The drinking bird is an exhibition of several physical laws and is therefore a staple of basic chemistry and physics education. These include:

  • The dichloromethane with a low boiling point (39.6 °C, 103.28 °F under standard pressure po = 105 Pa - as the drinking bird is first evacuated, partially filled and sealed, the pressure and thus the boiling point in the drinking bird will be different), gives the heat engine the ability to extract motion from low temperatures. The drinking bird is a heat engine that works at room temperature.
  • The combined gas law, which establishes a proportional relationship between temperature and pressure exerted by a gas in a constant volume.
  • The ideal gas law, which establishes a proportional relationship between number of gas particles and pressure in a constant volume.
  • The Maxwell–Boltzmann distribution, which establishes that molecules in a given space at a given temperature vary in energy level, and therefore can exist in multiple phases (solid/liquid/gas) at a single temperature.
  • Heat of vaporization (or condensation), which establishes that substances absorb (or give off) heat when changing state at a constant temperature.
  • Torque and center of mass.
  • Capillary action of the wicking felt.
  • Wet-bulb temperature: The temperature difference between the head and body depends on the relative humidity of the air.

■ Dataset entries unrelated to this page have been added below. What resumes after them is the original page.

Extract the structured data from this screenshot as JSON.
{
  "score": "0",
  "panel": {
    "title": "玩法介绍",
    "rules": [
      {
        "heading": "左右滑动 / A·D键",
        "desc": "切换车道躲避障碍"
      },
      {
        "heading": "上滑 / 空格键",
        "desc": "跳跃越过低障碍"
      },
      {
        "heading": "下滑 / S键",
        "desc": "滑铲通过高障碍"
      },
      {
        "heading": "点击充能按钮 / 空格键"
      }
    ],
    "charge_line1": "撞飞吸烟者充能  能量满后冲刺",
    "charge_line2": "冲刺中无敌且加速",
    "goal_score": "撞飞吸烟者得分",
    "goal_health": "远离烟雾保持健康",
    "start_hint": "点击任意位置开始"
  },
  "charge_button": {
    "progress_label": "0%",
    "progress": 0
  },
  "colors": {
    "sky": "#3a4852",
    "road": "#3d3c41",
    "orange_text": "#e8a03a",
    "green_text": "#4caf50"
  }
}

By considering the difference between the wet and dry bulb temperatures, it is possible to develop a mathematical expression to calculate the maximum work that can be produced from a given amount of water "drunk". Such analysis is based on the definition of the Carnot heat engine efficiency and the psychrometric concepts.

Alternative design

In 2003 an alternative mechanism was devised by Nadine Abraham and Peter Palffy-Muhoray of Ohio, USA, that utilizes capillary action combined with evaporation to produce motion, but has no volatile working fluid. Their paper "A Dunking Bird of the Second Kind" , was submitted to the American Journal of Physics, and published in June 2004. It describes a mechanism which, while similar to the original drinking bird, operates without a temperature difference. Instead it utilizes a combination of capillary action, gravitational potential difference and the evaporation of water to power the device.

This bird works as follows: it is balanced such that, when dry, it tips into a head-down position. The bird is placed next to a water source such that this position brings its beak into contact with water. Water is then lifted into the beak by capillary action (the authors used a triangular sponge) and carried by capillary action past the fulcrum to a larger sponge reservoir which they fashioned to resemble wings. When enough water has been absorbed by the reservoir, the now-heavy bottom causes the bird to tip into a head-up position. With the beak out of the water, eventually enough water evaporates from the sponge that the original balance is restored and the head tips down again. Although a small drop in temperature may occur due to evaporative cooling, this does not contribute to the motion of the bird. The device operates relatively slowly with 7 hours 22 minutes being the average cycle time measured.